Even if it’s a grey morning, it is recommended to go outside for at least half an hour to boost your sunlight exposure. A study by Duke University revealed that patients who walked for 30 minutes three times a week felt more cheerful. So step away from those Tim Tams and start moving!


Take your lunch break

SAD is more common in people who spend most of their time indoors– for example, office employees who work long hours. During winter, it’s a good idea to take a break from your computer and go for a walk during lunch time. It’s hard to go outside on a grey day, but getting your blood pumping will be beneficial to your mood and energy levels.


fruitEat a healthy, balanced diet

As well as melatonin, the lack of sun in wintertime can result in lower levels of serotonin, the hormone that regulates hunger. That’s probably why when the cold sets in we’d rather be at home on the couch eating chocolate. It is recommended to eat foods such as popcorn, oatmeal, fruit and whole grain bread that contain healthy carbohydrates in order to fill you up so you can avoid reaching for that piece of cake.


the-kimberleyChase the sun

We’re lucky in Australia to have a vast, sprawling climate. Dreaming of escaping the winter chill? The mean temperature in Sunny Cairns is 26 degrees in June. Pack your bathers already! Yearning for a different experience? The Kimberley in Western Australia offers pristine beaches set among a backdrop of extraordinary sunburnt gorges. In addition, the mean temperature during the winter peak is 29 degrees! Sometimes a beach break in your own backyard is all you need to beat those winter blues.


Consider professional help

If you are still struggling with the blues don’t worry- you’re not alone. One out of every five Australians is diagnosed with a mental illness each year. The good news is that mental illnesses such as depression, anxiety and SAD can be treated as physical conditions and with the right treatment, most people can recover. According to beyondblue, the sooner a person with a mental disorder seeks support, the sooner he or she can beat it.

It’s always best to talk over your symptoms with your local general practitioner (GP) if you’ve noticed a change in your mood and behaviour. Don’t be afraid to talk it over with your doctor: they’re trained to be discreet. They’ll be able to talk over the best methods of treatment for you and prepare a GP management plan for your illness. Under Medicare, you will be able to receive a rebate on psychologist visits if you’ve been referred to one by your GP. Some health insurance providers offer psychology as an extra. This should cover the “gap” you have to pay after the rebate. If you think this extra could be of use to you, compare policies to see how much it may cost you.

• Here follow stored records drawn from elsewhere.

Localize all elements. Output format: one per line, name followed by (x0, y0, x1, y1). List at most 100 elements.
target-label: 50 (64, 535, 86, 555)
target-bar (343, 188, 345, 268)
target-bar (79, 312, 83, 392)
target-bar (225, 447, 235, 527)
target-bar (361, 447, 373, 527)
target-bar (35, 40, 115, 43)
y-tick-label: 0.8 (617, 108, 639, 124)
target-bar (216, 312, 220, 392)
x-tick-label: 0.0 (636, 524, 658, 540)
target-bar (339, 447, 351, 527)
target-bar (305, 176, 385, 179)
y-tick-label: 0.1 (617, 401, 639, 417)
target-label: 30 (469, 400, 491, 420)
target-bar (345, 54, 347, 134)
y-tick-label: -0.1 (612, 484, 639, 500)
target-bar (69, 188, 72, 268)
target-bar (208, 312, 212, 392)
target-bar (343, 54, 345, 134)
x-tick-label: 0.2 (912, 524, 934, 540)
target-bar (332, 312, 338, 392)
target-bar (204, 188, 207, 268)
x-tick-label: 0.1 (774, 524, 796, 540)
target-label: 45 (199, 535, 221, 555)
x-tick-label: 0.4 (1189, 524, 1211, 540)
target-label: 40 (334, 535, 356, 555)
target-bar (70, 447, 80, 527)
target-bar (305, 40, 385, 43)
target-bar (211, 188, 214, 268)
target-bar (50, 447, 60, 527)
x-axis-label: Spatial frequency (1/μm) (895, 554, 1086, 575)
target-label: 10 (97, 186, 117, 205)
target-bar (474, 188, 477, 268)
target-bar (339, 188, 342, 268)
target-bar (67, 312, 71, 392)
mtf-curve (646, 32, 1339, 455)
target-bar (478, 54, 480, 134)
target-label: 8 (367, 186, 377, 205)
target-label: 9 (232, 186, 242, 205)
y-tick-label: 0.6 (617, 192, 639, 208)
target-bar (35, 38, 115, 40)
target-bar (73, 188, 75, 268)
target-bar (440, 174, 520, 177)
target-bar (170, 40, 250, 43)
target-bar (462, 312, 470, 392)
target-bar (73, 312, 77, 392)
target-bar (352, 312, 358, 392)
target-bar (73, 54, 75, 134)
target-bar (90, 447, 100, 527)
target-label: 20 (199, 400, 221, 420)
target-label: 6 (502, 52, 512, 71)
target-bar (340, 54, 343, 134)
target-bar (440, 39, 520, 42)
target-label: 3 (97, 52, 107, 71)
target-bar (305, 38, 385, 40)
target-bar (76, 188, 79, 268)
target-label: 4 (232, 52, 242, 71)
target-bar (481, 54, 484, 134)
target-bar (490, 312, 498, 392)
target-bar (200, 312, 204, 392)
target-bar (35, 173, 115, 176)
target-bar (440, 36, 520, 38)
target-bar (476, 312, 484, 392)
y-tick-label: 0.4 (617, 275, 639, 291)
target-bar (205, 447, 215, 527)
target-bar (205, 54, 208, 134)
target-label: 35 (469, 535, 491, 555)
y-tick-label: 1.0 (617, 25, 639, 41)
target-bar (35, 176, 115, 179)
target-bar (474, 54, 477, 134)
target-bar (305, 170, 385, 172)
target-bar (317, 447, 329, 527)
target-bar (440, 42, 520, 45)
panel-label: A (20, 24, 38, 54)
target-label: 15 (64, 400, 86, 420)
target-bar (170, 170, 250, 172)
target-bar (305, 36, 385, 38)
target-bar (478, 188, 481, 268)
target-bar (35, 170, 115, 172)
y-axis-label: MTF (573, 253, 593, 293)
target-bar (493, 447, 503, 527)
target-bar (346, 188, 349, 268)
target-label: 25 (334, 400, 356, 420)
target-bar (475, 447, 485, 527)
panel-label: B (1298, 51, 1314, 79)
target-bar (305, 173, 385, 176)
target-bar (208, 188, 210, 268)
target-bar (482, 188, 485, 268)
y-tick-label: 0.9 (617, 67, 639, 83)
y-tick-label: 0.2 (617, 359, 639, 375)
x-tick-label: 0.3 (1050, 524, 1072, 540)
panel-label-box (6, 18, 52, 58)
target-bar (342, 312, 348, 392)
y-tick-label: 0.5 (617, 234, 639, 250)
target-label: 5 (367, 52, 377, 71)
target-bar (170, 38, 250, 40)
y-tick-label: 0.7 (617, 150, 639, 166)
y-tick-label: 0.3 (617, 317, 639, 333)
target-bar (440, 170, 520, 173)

Along with psychological visits, you may be prescribed antidepressants or anti-anxiety medication to handle your illness. Please see beyondblue’s fact sheet on depression and anxiety for further information about medical treatment.

If you think you require urgent attention, please contact Lifeline on 13 11 14. Their trained Telephone Crisis Supporters are available 24 hours a day, seven days a week.